No início desta pandemia em vez de dizerem à população que a máscara era essencial para controlar a propagação do vírus disseram que era uma falsa segurança e que só os profissionais de saúde as deveriam usar. A razão é que havia poucas máscaras. A solução era dizer às pessoas a verdade e pedir para usar o que tivessem à mão. Mas como gostam de nos fazer de parvos recomendaram o que não devia ter sido recomendado e inevitavelmente aumentou o número de doentes.
Agora vêem dizer que não devemos fazer testes por iniciativa própria porque os testes são pedidos e prescritos à população sempre que necessário. Com as delegações de saúde tão assoberbadas que só conseguem notificar contactos com vários dias de atraso e com autorização para mandar testar apenas os sintomáticos, querem nos convencer que está tudo controlado e que podemos ficar descansados à espera de telefonemas que nunca chegam enquanto continuamos a nossa vida "normal" a infectar quem nos aparece pela frente.
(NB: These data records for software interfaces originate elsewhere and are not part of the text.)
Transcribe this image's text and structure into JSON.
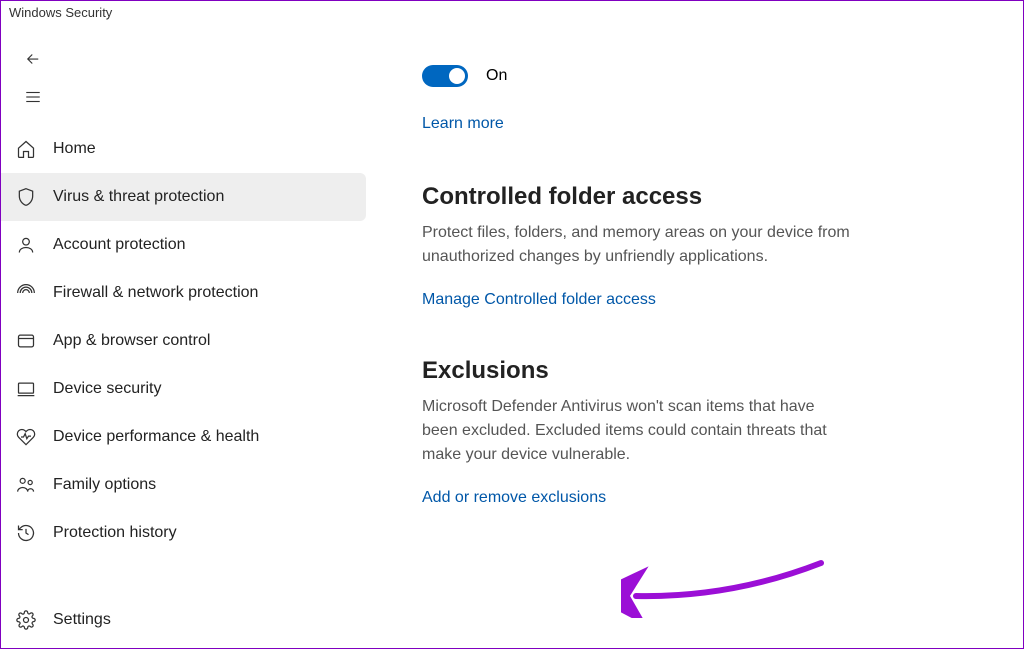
{
  "window": {
    "title": "Windows Security"
  },
  "sidebar": {
    "items": [
      {
        "label": "Home"
      },
      {
        "label": "Virus & threat protection"
      },
      {
        "label": "Account protection"
      },
      {
        "label": "Firewall & network protection"
      },
      {
        "label": "App & browser control"
      },
      {
        "label": "Device security"
      },
      {
        "label": "Device performance & health"
      },
      {
        "label": "Family options"
      },
      {
        "label": "Protection history"
      }
    ],
    "settings_label": "Settings"
  },
  "main": {
    "toggle": {
      "state": "On"
    },
    "learn_more": "Learn more",
    "controlled_folder": {
      "heading": "Controlled folder access",
      "description": "Protect files, folders, and memory areas on your device from unauthorized changes by unfriendly applications.",
      "link": "Manage Controlled folder access"
    },
    "exclusions": {
      "heading": "Exclusions",
      "description": "Microsoft Defender Antivirus won't scan items that have been excluded. Excluded items could contain threats that make your device vulnerable.",
      "link": "Add or remove exclusions"
    }
  }
}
Poderiam deixar de nos fazer de parvos e dizer a verdade para variar.
Esta pandemia tem servido para pouca coisa, mas ao menos deu para separar o trigo do joio. Quem se preocupa com os outros e quem se preocupa apenas consigo, quer sejam familiares, amigos, colegas, patrões ou políticos. E infelizmente tenho a dizer que a desilusão tem sido uma constante.
Valem-me alguns sensatos aqui e ali e gente com vontade de ajudar que rema contra a maré.